Die gefährlichsten Schulwege der Welt

Samstag, 10. September um 12:00 Uhr (43 Min.)

Die gefährlichsten Schulwege der Welt

Nicaragua

Samstag, 10. September um 12:00 Uhr (43 Min.)

Erstausstrahlung am Samstag, 03.09. um 14:55 Uhr

Schüler auf dem Weg zur Schule. Dokureihe. In dieser Folge: Der Weg zur Schule in Cucarajil, Nicaragua, ist für drei Schwestern jedes Mal aufs Neue eine bedrohliche Herausforderung ...

Nicaragua zählt zu den ärmsten Ländern der Welt. Im Osten fließt hier der Río Escondido, einer der größten Ströme der Region, in die Karibik. Die Kinder, die im unwirtlichen Urwald an seinen Ufern zu Hause sind, führen zwar ein sehr einfaches Leben, besuchen aber trotzdem jeden Tag die Schule.
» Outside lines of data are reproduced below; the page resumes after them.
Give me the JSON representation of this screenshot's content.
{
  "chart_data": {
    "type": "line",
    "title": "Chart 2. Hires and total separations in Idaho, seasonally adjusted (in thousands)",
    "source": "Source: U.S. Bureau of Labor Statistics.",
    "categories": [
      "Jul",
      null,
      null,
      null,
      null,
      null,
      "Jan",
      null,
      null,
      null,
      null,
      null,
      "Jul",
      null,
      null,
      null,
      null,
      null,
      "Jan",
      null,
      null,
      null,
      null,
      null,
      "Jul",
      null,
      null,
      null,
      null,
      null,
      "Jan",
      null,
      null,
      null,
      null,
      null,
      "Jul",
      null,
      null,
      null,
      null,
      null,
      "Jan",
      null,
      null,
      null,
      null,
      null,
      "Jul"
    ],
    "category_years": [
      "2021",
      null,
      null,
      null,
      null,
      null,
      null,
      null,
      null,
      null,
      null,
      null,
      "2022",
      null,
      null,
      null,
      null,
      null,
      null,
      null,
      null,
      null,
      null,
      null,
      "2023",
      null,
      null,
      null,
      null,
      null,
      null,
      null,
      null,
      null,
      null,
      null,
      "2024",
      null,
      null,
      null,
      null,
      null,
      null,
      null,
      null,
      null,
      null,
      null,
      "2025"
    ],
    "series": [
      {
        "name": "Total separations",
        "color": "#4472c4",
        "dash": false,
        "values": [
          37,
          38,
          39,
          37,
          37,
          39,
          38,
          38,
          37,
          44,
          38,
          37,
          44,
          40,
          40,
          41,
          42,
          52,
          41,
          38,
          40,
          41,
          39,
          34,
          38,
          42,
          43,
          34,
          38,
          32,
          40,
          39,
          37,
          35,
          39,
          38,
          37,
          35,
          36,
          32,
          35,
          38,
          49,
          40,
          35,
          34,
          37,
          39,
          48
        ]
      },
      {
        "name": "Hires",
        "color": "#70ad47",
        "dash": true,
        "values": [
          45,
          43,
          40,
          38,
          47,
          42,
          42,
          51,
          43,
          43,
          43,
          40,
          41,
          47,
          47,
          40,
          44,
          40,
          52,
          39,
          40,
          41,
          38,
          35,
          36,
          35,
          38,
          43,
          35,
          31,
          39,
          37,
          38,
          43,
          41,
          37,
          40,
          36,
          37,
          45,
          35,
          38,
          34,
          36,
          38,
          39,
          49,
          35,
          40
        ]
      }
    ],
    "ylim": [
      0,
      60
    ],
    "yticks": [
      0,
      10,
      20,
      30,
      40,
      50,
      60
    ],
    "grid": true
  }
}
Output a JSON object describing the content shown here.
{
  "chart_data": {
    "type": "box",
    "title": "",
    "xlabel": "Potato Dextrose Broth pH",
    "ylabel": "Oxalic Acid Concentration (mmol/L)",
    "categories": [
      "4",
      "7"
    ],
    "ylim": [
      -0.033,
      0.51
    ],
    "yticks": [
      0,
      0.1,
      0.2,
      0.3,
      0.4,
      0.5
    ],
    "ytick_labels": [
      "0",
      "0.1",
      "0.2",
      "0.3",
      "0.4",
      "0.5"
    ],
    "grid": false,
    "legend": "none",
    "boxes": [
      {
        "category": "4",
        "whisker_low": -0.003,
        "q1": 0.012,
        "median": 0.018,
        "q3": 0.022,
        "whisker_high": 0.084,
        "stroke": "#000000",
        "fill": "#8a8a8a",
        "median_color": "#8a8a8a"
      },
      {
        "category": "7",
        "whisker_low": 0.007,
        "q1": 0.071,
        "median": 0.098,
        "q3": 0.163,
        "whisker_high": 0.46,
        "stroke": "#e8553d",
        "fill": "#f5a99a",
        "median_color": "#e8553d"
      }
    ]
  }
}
Denn Bildung ist der einzige Weg, um im Erwachsenenalter dem ärmlichen Leben im Dschungel entkommen zu können.

Der Weg zur Schule in Cucarajil ist allerdings jedes Mal aufs Neue eine bedrohliche Herausforderung. Für drei Schwestern führt er in einem löchrigen Boot, das während der Fahrt mit Wasser vollläuft, über den reißenden Río Escondido. Würde die Jüngste während der fast einstündigen Fahrt nicht ununterbrochen Wasser aus dem Kanu schöpfen, würde es bereits nach kurzer Zeit untergehen.

Auch sonst ist der Schulweg für die Mädchen ein wahrer Kraftakt: Ganze 200 Kilogramm wiegt das Boot, das sie täglich in Bewegung setzen müssen. Nur zu dritt können sie die anstrengende Fahrt meistern - ist eine von ihnen krank, bedeutet das auch für die anderen beiden schulfrei. Der Fluss birgt für die Schwestern große Gefahren, denn er ist unberechenbar, vor allem zur Regenzeit. Treibholz und Strömungen können das Kanu jederzeit zum Kentern bringen.
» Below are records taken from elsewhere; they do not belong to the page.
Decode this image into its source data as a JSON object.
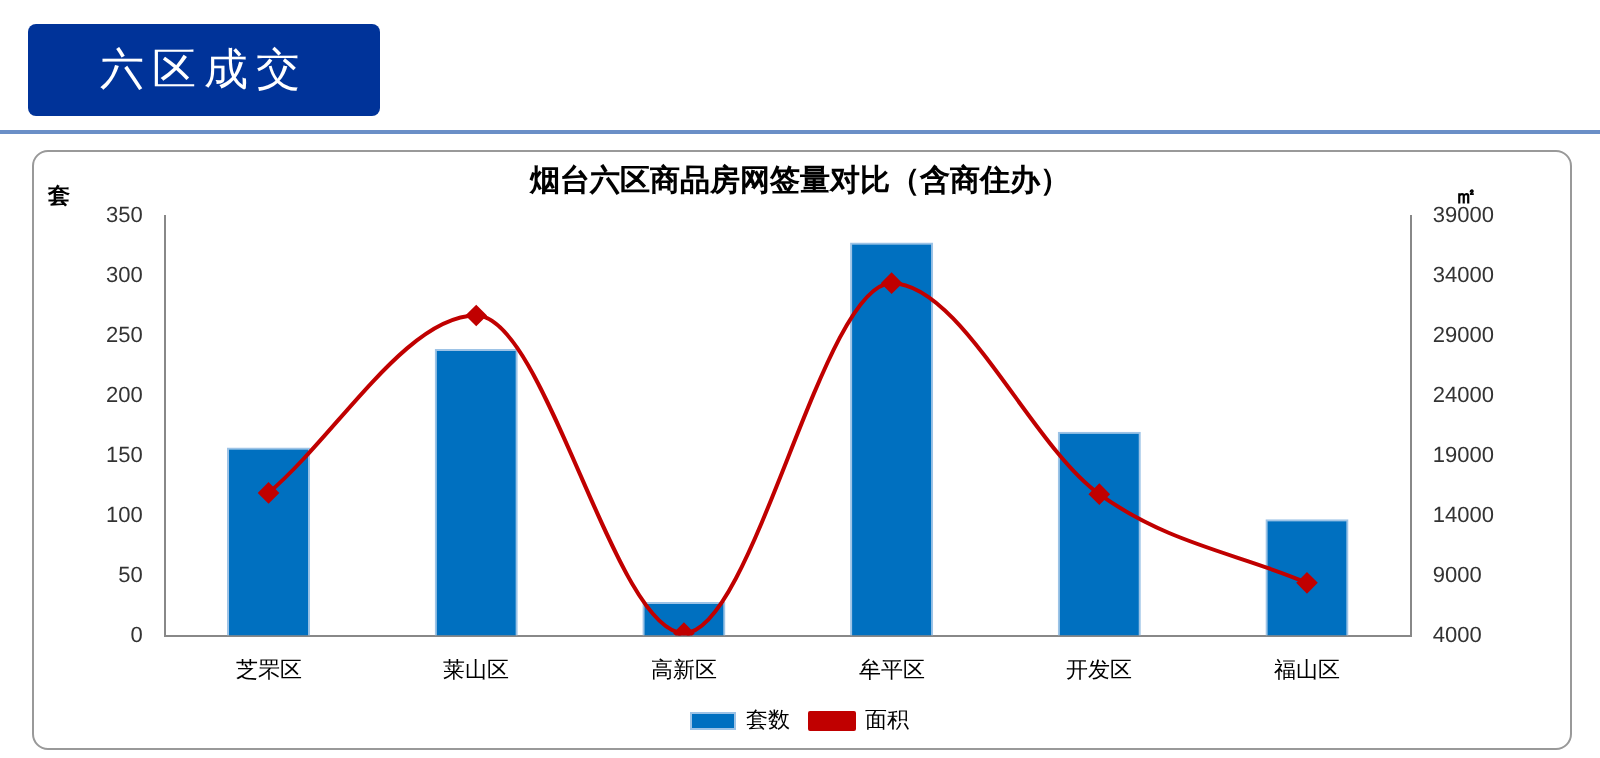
{
  "chart_data": {
    "type": "bar",
    "title": "烟台六区商品房网签量对比（含商住办）",
    "ylabel": "套",
    "y2label": "㎡",
    "annotations": [
      "六区成交"
    ],
    "categories": [
      "芝罘区",
      "莱山区",
      "高新区",
      "牟平区",
      "开发区",
      "福山区"
    ],
    "series": [
      {
        "name": "套数",
        "color": "#0070c0",
        "values": [
          157,
          239,
          28,
          328,
          170,
          97
        ]
      },
      {
        "name": "面积",
        "type": "line",
        "axis": "y2",
        "color": "#c00000",
        "marker": "diamond",
        "values": [
          15900,
          30700,
          4200,
          33400,
          15800,
          8400
        ]
      }
    ],
    "ylim": [
      0,
      350
    ],
    "yticks": [
      0,
      50,
      100,
      150,
      200,
      250,
      300,
      350
    ],
    "y2lim": [
      4000,
      39000
    ],
    "y2ticks": [
      4000,
      9000,
      14000,
      19000,
      24000,
      29000,
      34000,
      39000
    ],
    "grid": false,
    "legend": "bottom"
  }
}
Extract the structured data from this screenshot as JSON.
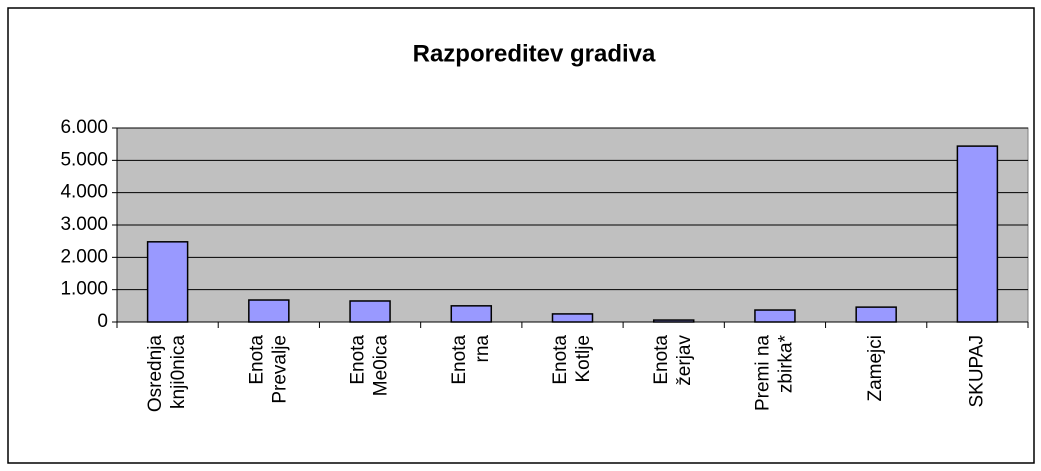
{
  "chart_data": {
    "type": "bar",
    "title": "Razporeditev gradiva",
    "categories": [
      [
        "Osrednja",
        "knji0nica"
      ],
      [
        "Enota",
        "Prevalje"
      ],
      [
        "Enota",
        "Me0ica"
      ],
      [
        "Enota",
        "rna"
      ],
      [
        "Enota",
        "Kotlje"
      ],
      [
        "Enota",
        "žerjav"
      ],
      [
        "Premi na",
        "zbirka*"
      ],
      [
        "Zamejci"
      ],
      [
        "SKUPAJ"
      ]
    ],
    "values": [
      2480,
      680,
      650,
      500,
      250,
      60,
      370,
      460,
      5440
    ],
    "color": "#9999ff",
    "ylim": [
      0,
      6000
    ],
    "yticks": [
      0,
      {
        "value": 1000,
        "label": "1.000"
      },
      {
        "value": 2000,
        "label": "2.000"
      },
      {
        "value": 3000,
        "label": "3.000"
      },
      {
        "value": 4000,
        "label": "4.000"
      },
      {
        "value": 5000,
        "label": "5.000"
      },
      {
        "value": 6000,
        "label": "6.000"
      }
    ],
    "grid": true
  }
}
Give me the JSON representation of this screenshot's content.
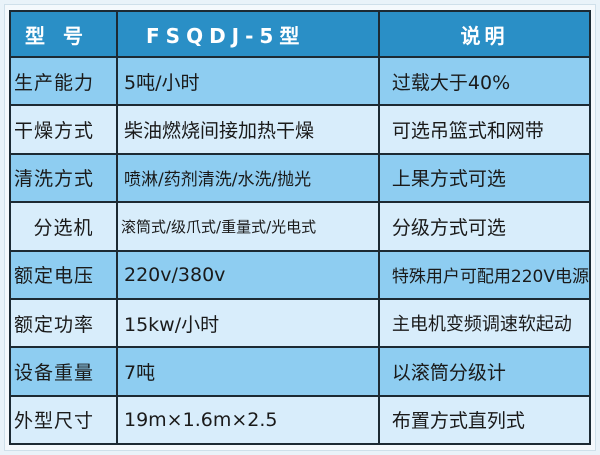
{
  "header": {
    "col1": "型号",
    "col2": "FSQDJ-5型",
    "col3": "说明"
  },
  "rows": [
    {
      "label": "生产能力",
      "value": "5吨/小时",
      "note": "过载大于40%"
    },
    {
      "label": "干燥方式",
      "value": "柴油燃烧间接加热干燥",
      "note": "可选吊篮式和网带"
    },
    {
      "label": "清洗方式",
      "value": "喷淋/药剂清洗/水洗/抛光",
      "note": "上果方式可选"
    },
    {
      "label": "分选机",
      "value": "滚筒式/级爪式/重量式/光电式",
      "note": "分级方式可选"
    },
    {
      "label": "额定电压",
      "value": "220v/380v",
      "note": "特殊用户可配用220V电源"
    },
    {
      "label": "额定功率",
      "value": "15kw/小时",
      "note": "主电机变频调速软起动"
    },
    {
      "label": "设备重量",
      "value": "7吨",
      "note": "以滚筒分级计"
    },
    {
      "label": "外型尺寸",
      "value": "19m×1.6m×2.5",
      "note": "布置方式直列式"
    }
  ],
  "colors": {
    "header": "#2a8fc6",
    "row_mid": "#8ecdf1",
    "row_light": "#d8edfb",
    "border": "#1c2a33"
  }
}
Für ihren Mitschüler führt der Weg zur Schule auf dem Landweg durch den Dschungel. Eine noch riskantere Alternative, denn dort wimmelt es vor Giftschlangen. Besonders auf dem Rückweg, wenn die Reptilien in der Nachmittagssonne aktiv werden, stellen sie eine große Gefahr dar.